The father-of-three said: “We need the support of the police on byelaw infringements that annoy so many people.

“It’s not about killjoys saying no cycling on the prom, it’s about little kids being hurt and kids being knocked over by big dogs.”

He described dealing with graffiti in a timely as a “broken windows” situation where quick repair puts other vandals off causing more damage.

Green and Conservative councillors pushed through all seven suggestions put forward, with Labour members either opposing or abstaining from voting for six points of action.

Committee chair councillor Carmen Appich said the majority of his ideas, including proposals for new signs, fell under other members’ wards.

Councillors unanimously agreed to praise workers at the Seafront Office for dealing with anti-social behaviour on Hove Lawns and beyond.

  1. Valerie Reply

    So basically a negative trajectory is forming so our open spaces are increasingly unsafe….

  2. Billy Reply

    I’m not sure you’ve got your reporting of this right.
    Half the local population is off work or off school or working from home, and with extra time on their hands. It’s sunny and we are allowed out, after 8-10 weeks of being told to stay at home.
    Before lockdown, it was a wet winter.
    We now complain that there are more people in parks or on the beach, and out later or gathering in groups – when this should be no surprise.
    All this will continue until we get more people back to work, or back to school.
    In the short term, hassling people for being out won’t help, and nor will trying to assert rules and regulations at a time when most people have lost all respect for government.
    Bad leadership, is where you don’t understand and adapt to what is going on.
    This is just like when a teacher loses control of their class. Too late now.
    On the plus side, I think people are just using outdoor spaces in a relaxed way – and that’s good. The fact they don’t have to get up early in the morning means they stay out late or maybe drink too much.
    If you want to understand current behaviour then just assume the city is full of locals who are on holiday.
    We people need more cleaners than we need extra police.

    • TOWYN Reply

      You said ‘We need more cleaners than we need extra police’

      Our survey says ‘Hello?!? Is that the police??? There is someone in my house right now, I think they are taking my things!

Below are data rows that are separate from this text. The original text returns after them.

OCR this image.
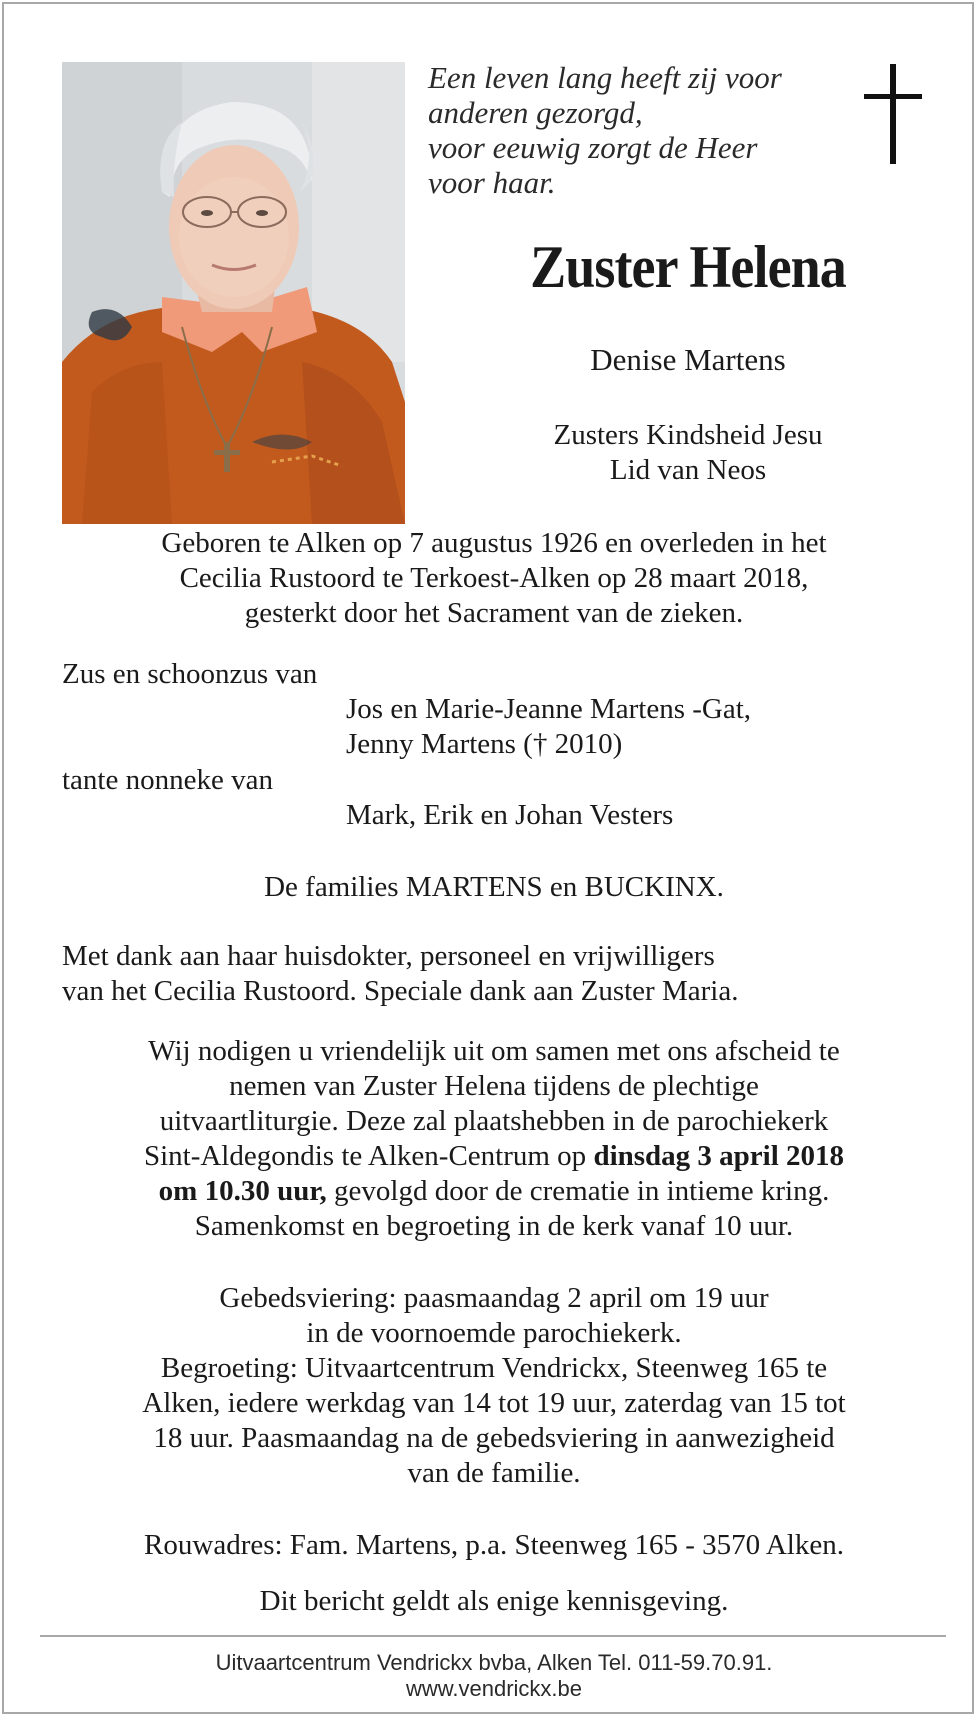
Een leven lang heeft zij voor
anderen gezorgd,
voor eeuwig zorgt de Heer
voor haar.
Zuster Helena
Denise Martens
Zusters Kindsheid Jesu
Lid van Neos
Geboren te Alken op 7 augustus 1926 en overleden in het
Cecilia Rustoord te Terkoest-Alken op 28 maart 2018,
gesterkt door het Sacrament van de zieken.
Zus en schoonzus van
Jos en Marie-Jeanne Martens -Gat,
Jenny Martens († 2010)
tante nonneke van
Mark, Erik en Johan Vesters
De families MARTENS en BUCKINX.
Met dank aan haar huisdokter, personeel en vrijwilligers
van het Cecilia Rustoord. Speciale dank aan Zuster Maria.
Wij nodigen u vriendelijk uit om samen met ons afscheid te
nemen van Zuster Helena tijdens de plechtige
uitvaartliturgie. Deze zal plaatshebben in de parochiekerk
Sint-Aldegondis te Alken-Centrum op dinsdag 3 april 2018
om 10.30 uur, gevolgd door de crematie in intieme kring.
Samenkomst en begroeting in de kerk vanaf 10 uur.
Gebedsviering: paasmaandag 2 april om 19 uur
in de voornoemde parochiekerk.
Begroeting: Uitvaartcentrum Vendrickx, Steenweg 165 te
Alken, iedere werkdag van 14 tot 19 uur, zaterdag van 15 tot
18 uur. Paasmaandag na de gebedsviering in aanwezigheid
van de familie.
Rouwadres: Fam. Martens, p.a. Steenweg 165 - 3570 Alken.
Dit bericht geldt als enige kennisgeving.
Uitvaartcentrum Vendrickx bvba, Alken Tel. 011-59.70.91.
www.vendrickx.be
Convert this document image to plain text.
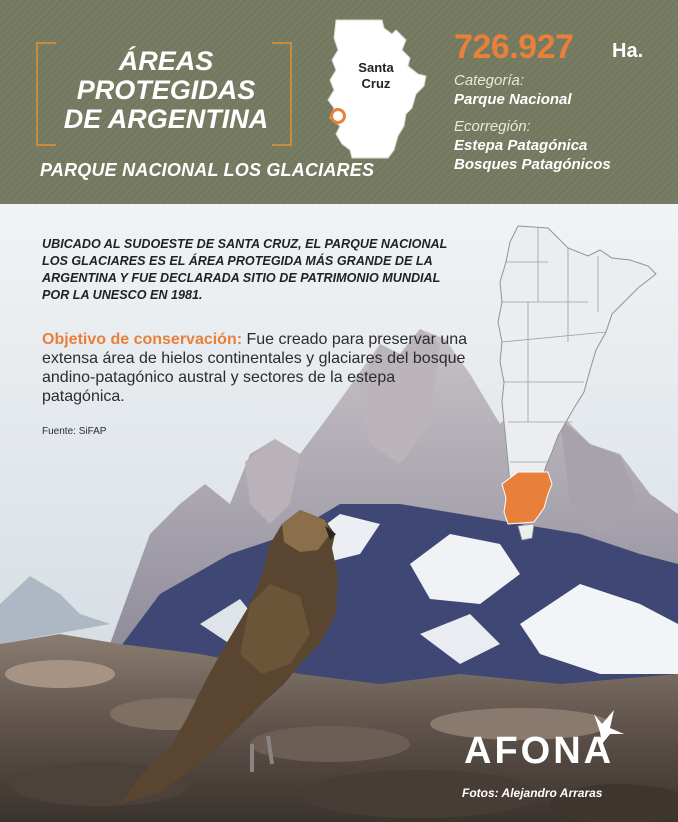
ÁREAS
PROTEGIDAS
DE ARGENTINA

PARQUE NACIONAL LOS GLACIARES

Santa
Cruz

726.927 Ha.

Categoría:

Parque Nacional

Ecorregión:

Estepa Patagónica

Bosques Patagónicos

UBICADO AL SUDOESTE DE SANTA CRUZ, EL PARQUE NACIONAL LOS GLACIARES ES EL ÁREA PROTEGIDA MÁS GRANDE DE LA ARGENTINA Y FUE DECLARADA SITIO DE PATRIMONIO MUNDIAL POR LA UNESCO EN 1981.

Objetivo de conservación: Fue creado para preservar una extensa área de hielos continentales y glaciares del bosque andino-patagónico austral y sectores de la estepa patagónica.

Fuente: SiFAP

AFONA

Fotos: Alejandro Arraras
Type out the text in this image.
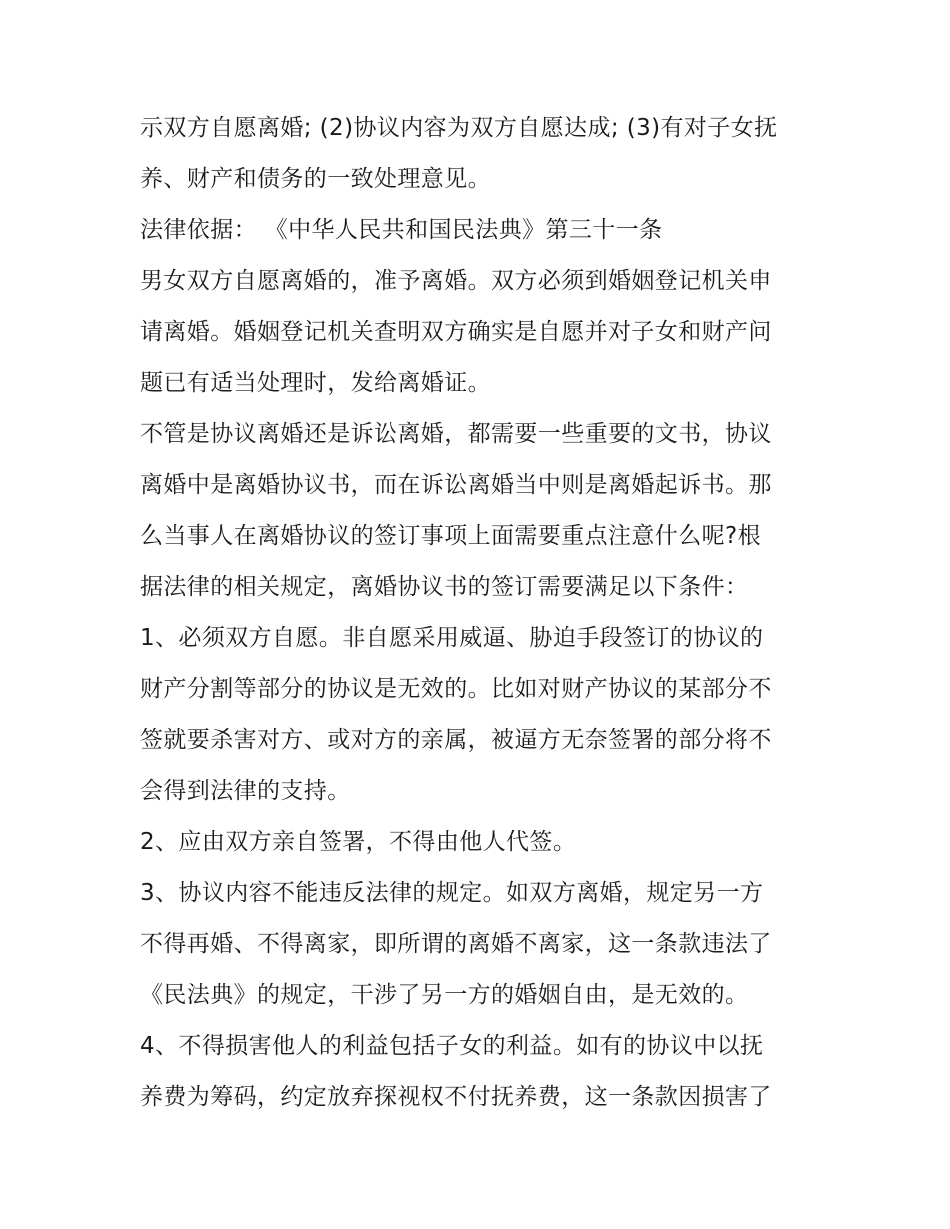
示双方自愿离婚; (2)协议内容为双方自愿达成; (3)有对子女抚
养、财产和债务的一致处理意见。
法律依据： 《中华人民共和国民法典》第三十一条
男女双方自愿离婚的，准予离婚。双方必须到婚姻登记机关申
请离婚。婚姻登记机关查明双方确实是自愿并对子女和财产问
题已有适当处理时，发给离婚证。
不管是协议离婚还是诉讼离婚，都需要一些重要的文书，协议
离婚中是离婚协议书，而在诉讼离婚当中则是离婚起诉书。那
么当事人在离婚协议的签订事项上面需要重点注意什么呢?根
据法律的相关规定，离婚协议书的签订需要满足以下条件：
1、必须双方自愿。非自愿采用威逼、胁迫手段签订的协议的
财产分割等部分的协议是无效的。比如对财产协议的某部分不
签就要杀害对方、或对方的亲属，被逼方无奈签署的部分将不
会得到法律的支持。
2、应由双方亲自签署，不得由他人代签。
3、协议内容不能违反法律的规定。如双方离婚，规定另一方
不得再婚、不得离家，即所谓的离婚不离家，这一条款违法了
《民法典》的规定，干涉了另一方的婚姻自由，是无效的。
4、不得损害他人的利益包括子女的利益。如有的协议中以抚
养费为筹码，约定放弃探视权不付抚养费，这一条款因损害了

I think they are burglars! Please come quickly… I am scared and I don’t know what to do’

      ‘Hello caller, not to worry, we are sending a cleaner to you right now.’

      Yeah. As if.

  3. GW Reply

    The people best placed to say whether this is a problem or not are those that have to clear up afterwards. That’s City Clean staff and volunteer litter pickers. As one of the latter, I can say that people have definitely started using the shrubberies in our public green spaces as toilets. My haul from litter picking the shrubberies in a public garden in Regency ward yesterday included used sanitary towels, soiled nappies and streams of soiled loo roll. This while side stepping large piles of poo.
    It’s probably in part due to the closure of public toilets, but the fact that people are bringing loo roll to a public garden suggests they fully expect to be taking a dump while they are there.
    They are not even always very discreet. During my stint yesterday afternoon a man pointed percy at the privet while standing on the path immediately next to a bench where a woman was sitting. The concern is that this will become the new normal.
    It’s already an offence to drop litter, urinate or defecate in a public place, but impossible to enforce the laws without more bobbies on the beat. Worth considering a period of zero tolerance to nip this in the bud before it becomes a public health hazard.